Omer – La festa della libertà

Oggi si conclude il conteggio di 49 giorni iniziato il secondo giorno di Pesach. Per la precisione, abbiamo contato sia i giorni che le settimane. Ad esempio, l’altro ieri abbiamo contato “oggi sono 48 giorni che sono 6 settimane e 6 giorni” e ieri sera abbiamo detto “oggi sono 49 giorni che sono 7 settimane complete”. A questo proposito, nel Talmud (Menachot 66a), è riportata l’opinione di Ameimar che “contava i giorni ma non le settimane, in ricordo del Santuario”. Rashì spiega che secondo Ameimar, visto che il precetto di contare i giorni dell’Omer è legato al Santuario di Gerusalemme, distrutto dai Romani quasi 2000 anni fa, non c’è bisogno di eseguire la mitzvà in modo completo e basta contare solo i giorni. Rav Soloveitchik, di cui abbiamo recentemente ricordato il ventennale dalla scomparsa, uno dei più illustri esponenti della scuola analitica dello studio del Talmud (la scuola di Brisk), si chiede: “Ma cosa gli costa ad Ameimar ricordare pure le settimane? Che fatica sarebbe aggiungere tre-quattro parole?”. E conclude che forse c’è un’altra motivazione dietro l’opinione di Ameimar. Le sue parole non vanno intese come se dicesse che “non c’è bisogno di contare le settimane”, bensì che “non si devono affatto contare le settimane”. E perché? Proprio per ricordare la distruzione del Tempio, così come facciamo in tante altre occasioni: per esempio, quando rompiamo il bicchiere sotto la chuppah (baldacchino nuziale), recitando il verso dei Salmi che dice “Se ti dimenticherò, o Gerusalemme, che si paralizzi la mia destra”. La nostra osservanza dei precetti, in assenza del Santuario, è incompleta e questo fatto va sempre tenuto presente.
Nella parashah (brano biblico) letta un paio di sabati fa, si parla di un altro conteggio, quello dei cicli di sette anni che si concludono con il Giubileo: “E conterai sette settennati, sette anni per sette volte, e saranno sette settennati, 49 anni… e santificherete il cinquantesimo anno e proclamerete la libertà nel paese per tutti i residenti, sarà il Giubileo per voi e ognuno tornerà al proprio possesso e alla propria famiglia” (Levitico 25:8-10). In ebraico libertà si dice “deròr”, dalla radice dur, abitare, perché ognuno può abitare dove vuole e non è sottoposto a vincoli di nessuno.

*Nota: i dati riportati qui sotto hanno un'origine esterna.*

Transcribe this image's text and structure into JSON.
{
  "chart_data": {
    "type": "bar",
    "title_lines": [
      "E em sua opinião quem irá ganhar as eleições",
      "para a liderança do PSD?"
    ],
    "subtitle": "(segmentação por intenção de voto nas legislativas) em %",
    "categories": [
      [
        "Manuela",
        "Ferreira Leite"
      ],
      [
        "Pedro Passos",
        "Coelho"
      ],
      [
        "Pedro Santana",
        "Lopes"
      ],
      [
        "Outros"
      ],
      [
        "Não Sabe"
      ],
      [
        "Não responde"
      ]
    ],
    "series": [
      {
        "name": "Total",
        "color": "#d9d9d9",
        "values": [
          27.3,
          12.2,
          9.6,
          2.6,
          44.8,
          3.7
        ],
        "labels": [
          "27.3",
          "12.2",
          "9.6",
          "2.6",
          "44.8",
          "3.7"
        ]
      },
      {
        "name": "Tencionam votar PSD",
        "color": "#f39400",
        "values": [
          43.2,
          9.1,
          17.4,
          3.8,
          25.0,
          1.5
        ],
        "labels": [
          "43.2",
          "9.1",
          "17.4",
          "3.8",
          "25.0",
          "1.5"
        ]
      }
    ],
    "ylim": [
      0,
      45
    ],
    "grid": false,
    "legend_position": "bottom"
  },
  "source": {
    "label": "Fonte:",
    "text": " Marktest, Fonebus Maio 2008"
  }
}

Stasera, festeggiando Shavuot, la festa delle settimane, che cade nel cinquantesimo giorno dopo Pesach, ricorderemo il Dono del Decalogo al popolo d’Israele e a tutta l’umanità. È interessante notare che anche le Tavole della Legge sono legate al concetto di libertà. Come dicono i Pirkè Avòt (6:42), non leggere “charùt”, inciso, al cap. 32:16 dell’Esodo, bensì leggi “cherùt”, libertà: non è libero se non colui che si occupa di Torah. Non c’è libertà se non nella Legge.